🤖 AI Summary
This paper addresses the lack of comprehensive evaluation of structural and semantic reasoning capabilities of large language models (LLMs) in C source code vulnerability analysis. To this end, we introduce the first dual-dimensional trustworthiness benchmark, explicitly decoupling structural reasoning—focused on data/control-flow identification—and semantic reasoning—centered on logical consistency verification. Our methodology features a controllable adversarial code perturbation mechanism and a fine-grained, interpretable evaluation framework integrating static program analysis, control- and data-flow graph (CFG/DFG) modeling, multi-level human annotation, and response consistency quantification. Experimental results across mainstream LLMs reveal sub-58% accuracy on both reasoning tasks, exposing their overreliance on superficial pattern matching rather than deep, principled reasoning.

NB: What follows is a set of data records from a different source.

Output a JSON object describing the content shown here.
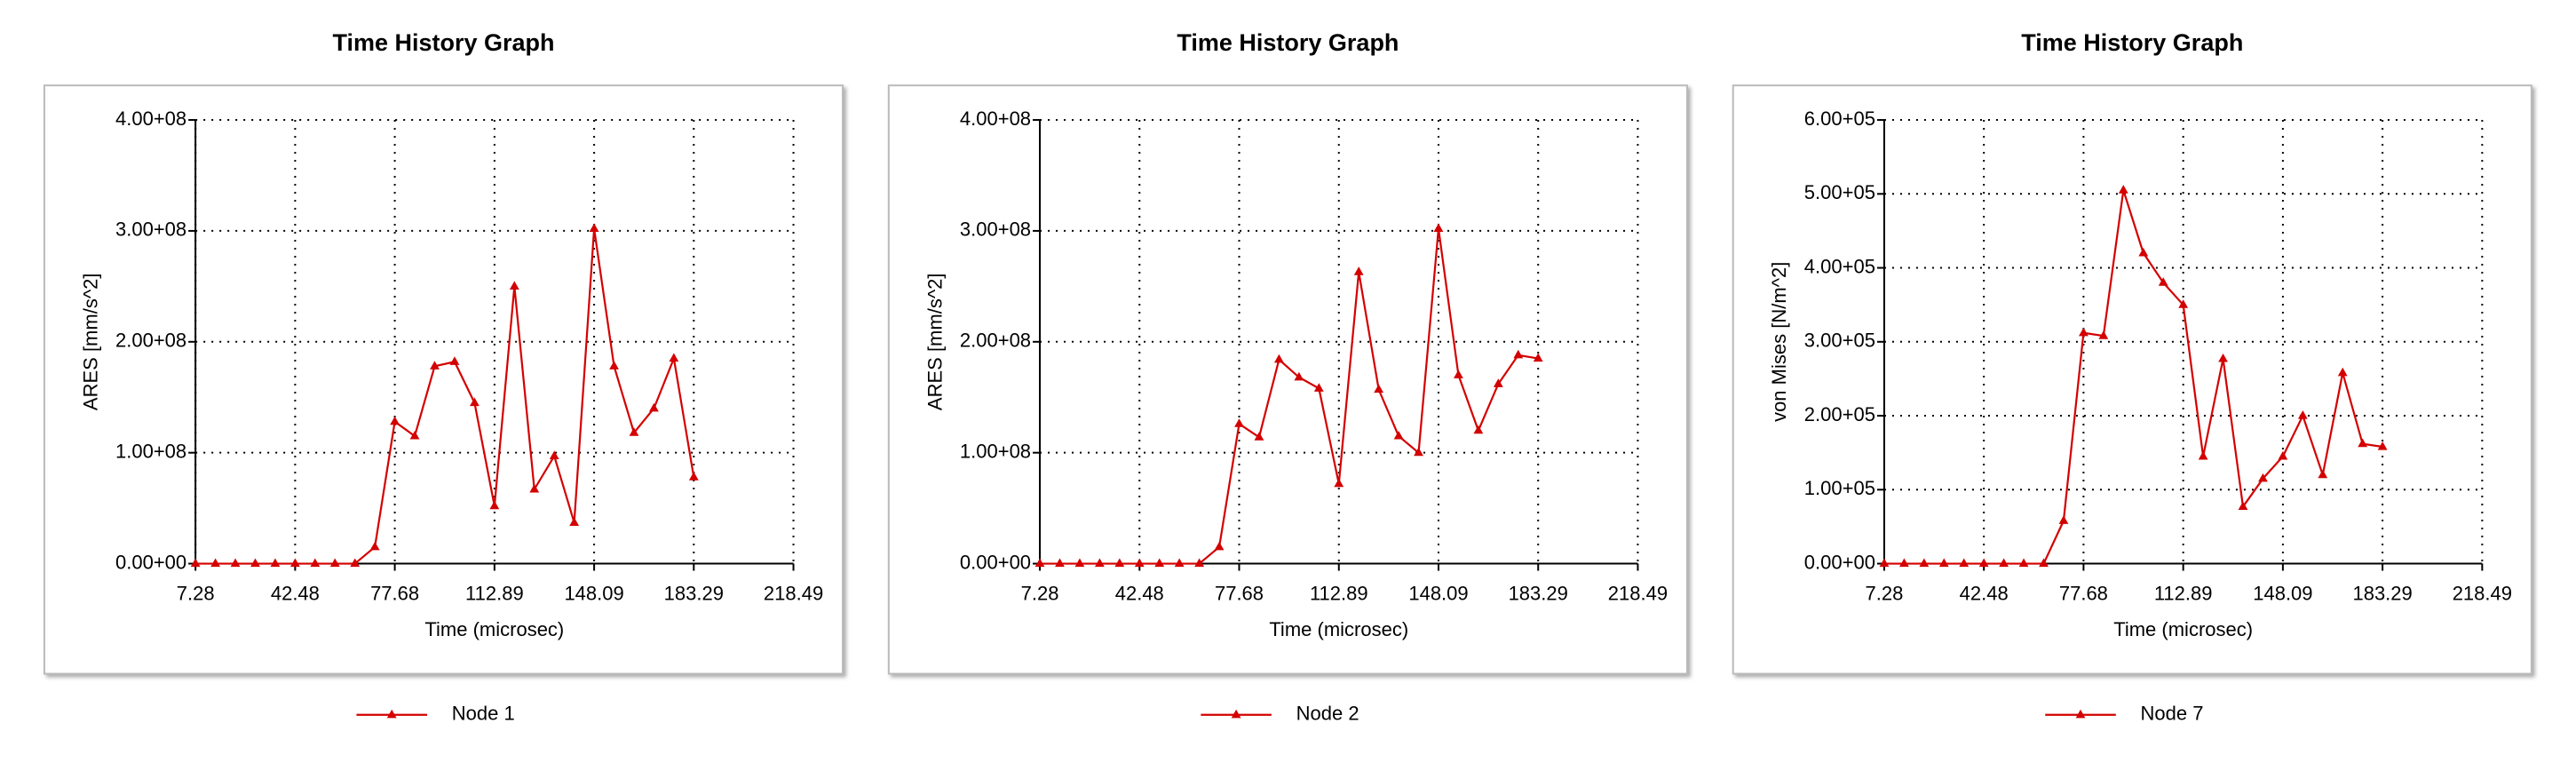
{
  "chart_data": [
    {
      "type": "line",
      "title": "Time History Graph",
      "x_label": "Time (microsec)",
      "y_label": "ARES  [mm/s^2]",
      "x": [
        7.28,
        14.32,
        21.36,
        28.4,
        35.44,
        42.48,
        49.52,
        56.56,
        63.6,
        70.64,
        77.68,
        84.72,
        91.76,
        98.81,
        105.85,
        112.89,
        119.93,
        126.97,
        134.01,
        141.05,
        148.09,
        155.13,
        162.17,
        169.21,
        176.25,
        183.29
      ],
      "series": [
        {
          "name": "Node 1",
          "color": "#d40000",
          "values": [
            0,
            0,
            0,
            0,
            0,
            0,
            0,
            0,
            0,
            15000000,
            128000000,
            115000000,
            178000000,
            182000000,
            145000000,
            52000000,
            250000000,
            67000000,
            97000000,
            37000000,
            302000000,
            178000000,
            118000000,
            140000000,
            185000000,
            78000000
          ]
        }
      ],
      "xlim": [
        7.28,
        218.49
      ],
      "xticks": [
        7.28,
        42.48,
        77.68,
        112.89,
        148.09,
        183.29,
        218.49
      ],
      "ylim": [
        0,
        400000000
      ],
      "yticks": [
        {
          "value": 0,
          "label": "0.00+00"
        },
        {
          "value": 100000000,
          "label": "1.00+08"
        },
        {
          "value": 200000000,
          "label": "2.00+08"
        },
        {
          "value": 300000000,
          "label": "3.00+08"
        },
        {
          "value": 400000000,
          "label": "4.00+08"
        }
      ],
      "grid": true,
      "legend": "bottom"
    },
    {
      "type": "line",
      "title": "Time History Graph",
      "x_label": "Time (microsec)",
      "y_label": "ARES  [mm/s^2]",
      "x": [
        7.28,
        14.32,
        21.36,
        28.4,
        35.44,
        42.48,
        49.52,
        56.56,
        63.6,
        70.64,
        77.68,
        84.72,
        91.76,
        98.81,
        105.85,
        112.89,
        119.93,
        126.97,
        134.01,
        141.05,
        148.09,
        155.13,
        162.17,
        169.21,
        176.25,
        183.29
      ],
      "series": [
        {
          "name": "Node 2",
          "color": "#d40000",
          "values": [
            0,
            0,
            0,
            0,
            0,
            0,
            0,
            0,
            0,
            15000000,
            126000000,
            114000000,
            184000000,
            168000000,
            158000000,
            72000000,
            263000000,
            157000000,
            115000000,
            100000000,
            302000000,
            170000000,
            120000000,
            162000000,
            188000000,
            185000000
          ]
        }
      ],
      "xlim": [
        7.28,
        218.49
      ],
      "xticks": [
        7.28,
        42.48,
        77.68,
        112.89,
        148.09,
        183.29,
        218.49
      ],
      "ylim": [
        0,
        400000000
      ],
      "yticks": [
        {
          "value": 0,
          "label": "0.00+00"
        },
        {
          "value": 100000000,
          "label": "1.00+08"
        },
        {
          "value": 200000000,
          "label": "2.00+08"
        },
        {
          "value": 300000000,
          "label": "3.00+08"
        },
        {
          "value": 400000000,
          "label": "4.00+08"
        }
      ],
      "grid": true,
      "legend": "bottom"
    },
    {
      "type": "line",
      "title": "Time History Graph",
      "x_label": "Time (microsec)",
      "y_label": "von Mises [N/m^2]",
      "x": [
        7.28,
        14.32,
        21.36,
        28.4,
        35.44,
        42.48,
        49.52,
        56.56,
        63.6,
        70.64,
        77.68,
        84.72,
        91.76,
        98.81,
        105.85,
        112.89,
        119.93,
        126.97,
        134.01,
        141.05,
        148.09,
        155.13,
        162.17,
        169.21,
        176.25,
        183.29
      ],
      "series": [
        {
          "name": "Node 7",
          "color": "#d40000",
          "values": [
            0,
            0,
            0,
            0,
            0,
            0,
            0,
            0,
            0,
            58000,
            312000,
            308000,
            505000,
            420000,
            380000,
            350000,
            145000,
            277000,
            77000,
            115000,
            145000,
            200000,
            120000,
            258000,
            162000,
            158000
          ]
        }
      ],
      "xlim": [
        7.28,
        218.49
      ],
      "xticks": [
        7.28,
        42.48,
        77.68,
        112.89,
        148.09,
        183.29,
        218.49
      ],
      "ylim": [
        0,
        600000
      ],
      "yticks": [
        {
          "value": 0,
          "label": "0.00+00"
        },
        {
          "value": 100000,
          "label": "1.00+05"
        },
        {
          "value": 200000,
          "label": "2.00+05"
        },
        {
          "value": 300000,
          "label": "3.00+05"
        },
        {
          "value": 400000,
          "label": "4.00+05"
        },
        {
          "value": 500000,
          "label": "5.00+05"
        },
        {
          "value": 600000,
          "label": "6.00+05"
        }
      ],
      "grid": true,
      "legend": "bottom"
    }
  ]
}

The benchmark is publicly released to advance trustworthy code-aware AI research, establishing a new methodological paradigm for rigorous, capability-specific LLM evaluation in software security.
📝 Abstract
As Large Language Models (LLMs) evolve in understanding and generating code, accurately evaluating their reliability in analyzing source code vulnerabilities becomes increasingly vital. While studies have examined LLM capabilities in tasks like vulnerability detection and repair, they often overlook the importance of both structure and semantic reasoning crucial for trustworthy vulnerability analysis. To address this gap, we introduce SV-TrustEval-C, a benchmark designed to evaluate LLMs' abilities for vulnerability analysis of code written in the C programming language through two key dimensions: structure reasoning - assessing how models identify relationships between code elements under varying data and control flow complexities; and semantic reasoning - examining their logical consistency in scenarios where code is structurally and semantically perturbed. Our results show that current LLMs are far from satisfactory in understanding complex code relationships and that their vulnerability analyses rely more on pattern matching than on robust logical reasoning. These findings underscore the effectiveness of the SV-TrustEval-C benchmark and highlight critical areas for enhancing the reasoning capabilities and trustworthiness of LLMs in real-world vulnerability analysis tasks. Our initial benchmark dataset is publicly available.